We mask two groups of columns jointly — mimicking the situation where two
independent data sources feeding your pipeline fail on different subsets of
rows — plus a small per-column noise rate.

```{r mask}
bike_miss <- simulate_blockwise_missing(
  bike,
  blocks = list(
    c("windspeed", "hum", "weekday"),
    c("hr", "temp", "weathersit")
  ),
  prop_missing = 0.30,
  noise        = 0.05
)

round(colMeans(is.na(bike_miss)) * 100, 1)  # percent missing per column
```

## Train / test split

```{r split}
set.seed(1234)
idx <- sample(nrow(bike_miss), size = floor(0.75 * nrow(bike_miss)))
train <- bike_miss[idx, ]
test  <- bike_miss[-idx, ]

X_train <- train[, setdiff(names(train), "cnt")]
y_train <- train$cnt

X_test  <- test[, setdiff(names(test), "cnt")]
y_test  <- test$cnt
```

## Fit BRM

`brm()` is learner-agnostic: pass any `learner()` specification. Here we try
a linear model and a gradient-boosted tree ensemble. The number of blocks is
chosen automatically by the elbow heuristic (`choose_num_blocks`).

```{r fit-lm}
set.seed(1234)
fit_lm <- brm(X_train, y_train, learner = learner_lm())
fit_lm
```

```{r fit-gbm, eval = requireNamespace("gbm", quietly = TRUE)}
fit_gbm <- brm(
  X_train, y_train,
  learner  = learner_gbm(distribution = "poisson", n.trees = 300),
  n_blocks = fit_lm$n_blocks     # reuse so models are comparable
)
fit_gbm
```

## Predict and score

```{r rmse}
rmse <- function(y, yhat) sqrt(mean((y - yhat)^2))

pred_lm <- predict(fit_lm, X_test)
cat("BRM (lm)   RMSE:", round(rmse(y_test, pred_lm), 2), "\n")
```

```{r rmse-gbm, eval = requireNamespace("gbm", quietly = TRUE)}
pred_gbm <- predict(fit_gbm, X_test)
cat("BRM (gbm)  RMSE:", round(rmse(y_test, pred_gbm), 2), "\n")
```

## Comparison to a listwise-deletion baseline

The conventional alternative is to drop rows that have any missing value and
fit a single model on what remains.
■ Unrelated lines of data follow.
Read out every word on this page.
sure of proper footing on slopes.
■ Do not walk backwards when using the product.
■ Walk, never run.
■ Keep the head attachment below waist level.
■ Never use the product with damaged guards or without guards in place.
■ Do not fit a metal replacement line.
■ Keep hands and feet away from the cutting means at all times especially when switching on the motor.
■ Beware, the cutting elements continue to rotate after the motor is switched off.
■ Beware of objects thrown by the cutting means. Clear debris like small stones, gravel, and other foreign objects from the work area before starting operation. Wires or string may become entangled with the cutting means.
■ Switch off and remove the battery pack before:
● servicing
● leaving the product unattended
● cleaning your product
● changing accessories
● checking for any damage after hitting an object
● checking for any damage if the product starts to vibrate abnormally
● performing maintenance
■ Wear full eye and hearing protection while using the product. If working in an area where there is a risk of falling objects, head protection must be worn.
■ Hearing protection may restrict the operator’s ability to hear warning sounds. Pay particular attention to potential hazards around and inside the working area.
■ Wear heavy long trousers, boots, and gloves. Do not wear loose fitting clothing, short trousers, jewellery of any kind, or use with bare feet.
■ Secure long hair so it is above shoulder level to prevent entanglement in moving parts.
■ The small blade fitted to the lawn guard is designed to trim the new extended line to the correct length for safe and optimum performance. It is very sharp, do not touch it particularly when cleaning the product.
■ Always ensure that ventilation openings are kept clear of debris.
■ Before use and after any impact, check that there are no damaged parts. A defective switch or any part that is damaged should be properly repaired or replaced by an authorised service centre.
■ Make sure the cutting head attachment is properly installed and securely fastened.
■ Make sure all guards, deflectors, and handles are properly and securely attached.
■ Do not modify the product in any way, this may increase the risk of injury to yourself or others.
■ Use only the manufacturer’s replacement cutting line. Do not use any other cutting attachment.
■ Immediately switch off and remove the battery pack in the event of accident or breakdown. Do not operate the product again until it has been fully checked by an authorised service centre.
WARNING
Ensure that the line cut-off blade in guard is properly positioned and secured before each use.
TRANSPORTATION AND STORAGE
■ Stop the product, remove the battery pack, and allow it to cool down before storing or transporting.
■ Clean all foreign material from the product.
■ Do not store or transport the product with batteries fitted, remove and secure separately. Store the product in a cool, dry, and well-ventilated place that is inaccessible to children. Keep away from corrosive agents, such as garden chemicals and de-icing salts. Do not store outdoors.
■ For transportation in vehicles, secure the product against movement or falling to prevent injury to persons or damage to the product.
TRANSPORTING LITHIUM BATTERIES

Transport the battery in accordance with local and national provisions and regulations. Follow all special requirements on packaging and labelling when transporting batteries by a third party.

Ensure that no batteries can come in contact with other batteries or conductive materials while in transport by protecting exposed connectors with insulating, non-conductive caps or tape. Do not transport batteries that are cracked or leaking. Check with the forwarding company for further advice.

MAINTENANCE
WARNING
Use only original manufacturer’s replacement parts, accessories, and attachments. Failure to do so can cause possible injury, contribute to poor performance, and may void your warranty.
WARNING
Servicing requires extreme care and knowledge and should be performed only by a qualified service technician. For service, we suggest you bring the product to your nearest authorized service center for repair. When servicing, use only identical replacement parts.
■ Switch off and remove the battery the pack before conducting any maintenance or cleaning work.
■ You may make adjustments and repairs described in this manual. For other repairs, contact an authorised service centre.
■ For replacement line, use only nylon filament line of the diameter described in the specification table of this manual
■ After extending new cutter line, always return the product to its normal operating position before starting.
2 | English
This wastes data and gets progressively
worse as the missing rate grows.

```{r listwise}
complete_train <- na.omit(train)
fit_lw <- lm(cnt ~ ., data = complete_train)

# For a fair comparison we need to impute the test set's NAs somehow; use
# mean/mode from the complete training rows.
X_test_imp <- X_test
for (j in names(X_test_imp)) {
  na_idx <- is.na(X_test_imp[[j]])
  if (!any(na_idx)) next
  ref <- complete_train[[j]]
  if (is.factor(ref)) {
    X_test_imp[[j]][na_idx] <- names(sort(table(ref), decreasing = TRUE))[1]
  } else {
    X_test_imp[[j]][na_idx] <- mean(ref, na.rm = TRUE)
  }
}
pred_lw <- predict(fit_lw, newdata = X_test_imp)

cat("Listwise-deletion lm  RMSE:", round(rmse(y_test, pred_lw), 2), "\n")
cat("Training rows used    : BRM =", nrow(train), " listwise =",
    nrow(complete_train), "\n")
```

BRM keeps all training rows (splitting them into per-pattern subsets); the
listwise baseline throws away any row with at least one `NA`.

## Citation

If you use BRM in your work, please cite:

> Srinivasan, K., Currim, F., and Ram, S. (2025). *A Reduced Modeling
> Approach for Making Predictions With Incomplete Data Having Blockwise
> Missing Patterns.* INFORMS Journal on Data Science.

Run `citation("blockwise")` to get a ready-to-paste BibTeX entry.